“Hair of labourer”
Japan: Its History, Traditions, and Religions (1880)
Men and women go uncovered both at home and abroad; the military are the only exception to this rule. To protect their heads from the sun, their large paper umbrellas or their fans are used. In the north, where the winters are often severe, they muffle up their heads in a cloth, so that only the nose and eyes are visible.
Japan, the Amoor, and the Pacific (1861)
Among the crowds in the streets [of Kobe] I was interested to meet a party of men who had their hair dressed after the old style. That is, it was closely shaved in front, and a small lock from the back being brought forward, was tied on the crown of the head. The object in old days was to leave them perfectly free to fight, but in the present day, even in the country, the practice seems almost extinct. Women, indeed, keep strictly to the old elaborate arrangement of their hair, though it is usually done only once or twice a week, or on grand occasions, the high wooden pillows on which they rest their necks at night keeping it in order meanwhile. Economy is the reason given for this, a full Japanese coiffure being impossible without the aid of a hair-dresser. A man will explain his wife’s unexpected absence from a party in this way: “My wife’s hair was dressed, but she was prevented from coming at the last moment.” Men have their hair cut short, in European fashion, and pig-tails are of course unknown in Japan, though this latter fact has evidently not penetrated into all the publishing world of England. It is only necessary to glance at the Christmas picture-books for children issued in 1892, and a selection may be found of most unnatural little Japanese, the original of whose lengthy pig-tails might be hunted for in vain within the limits of the Mikado’s Empire!
Japan As We Saw It (Bickersteth) (1893)
On riding up to the hotel we found that there had been a great influx of visitors, and were not long in discovering that a hairdresser was busily engaged exercising her functions on the heads of the ladies present. Though I was very tired, and my appetite uncommonly ravenous, I could not resist a desire to linger awhile at the doorway and watch this public operation. It was fortunate I did so, for I witnessed two different styles of hair-dressing, both equally elaborate and laborious, and made an exact memorandum of the various articles used during the whole process. We counted no fewer than twenty-eight small combs, numbers of lengths of black thread, white ditto, black grease (made use of in order not to shew amid the jetty tresses), a thick kind of waxy-looking grease, applied in order to make the hair stiff, and thus more subservient to the will of the operator. Besides these were endless quantities of wire shapes, pads, and papers cut to sizes, all of which were in constant requisition.
The Japanese women have no parting in the centre, but a piece of hair immediately in front is divided off an inch and a half in breadth, the divisions on each side of this lock joining in the middle of the head, about half a finger length from the forehead. The hair for a small space behind this is always kept shaved, the front piece being tied immediately above the shaved part, and generally joined in with the back, though it is sometimes cut quite short after it is tied.
The hair at the back and sides is suffered to grow very long, separated off, then tied, and some portions dressed, all the rest being reunited and again divided, rolled over pads, round shapes, &c., in a manner too intricate to admit of any intelligible attempt at explanation.

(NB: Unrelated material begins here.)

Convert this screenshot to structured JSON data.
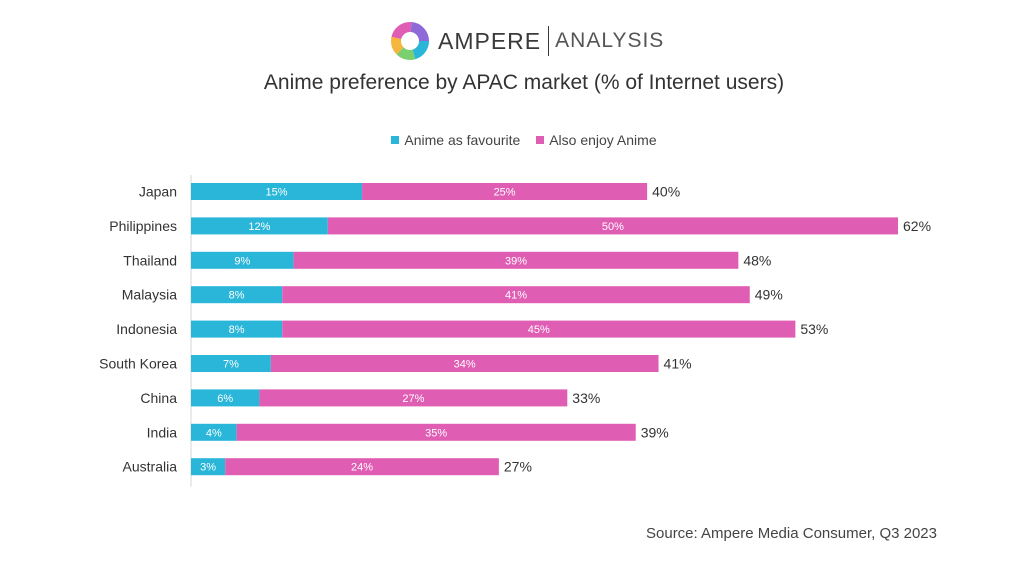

The mode most generally adopted, probably from being the least elaborate of all I saw, consists of a large bunch of hair on the crown of the head, the front dressed as usual, leaving but little hair immediately at the back. This bunch they decorate according to their means, station, or the toilette the occasion requires, invariably with some ornament or other, not unfrequently consisting of pins and beads, arranged in quite as inexplicable a manner as the head gear of the Chinese ladies. The mirrors they make use of are very primitive, made, not of glass, but of metal, polished bright as silver, the reverse side being ornamented with storks, flowers, and leaves in an artistic style.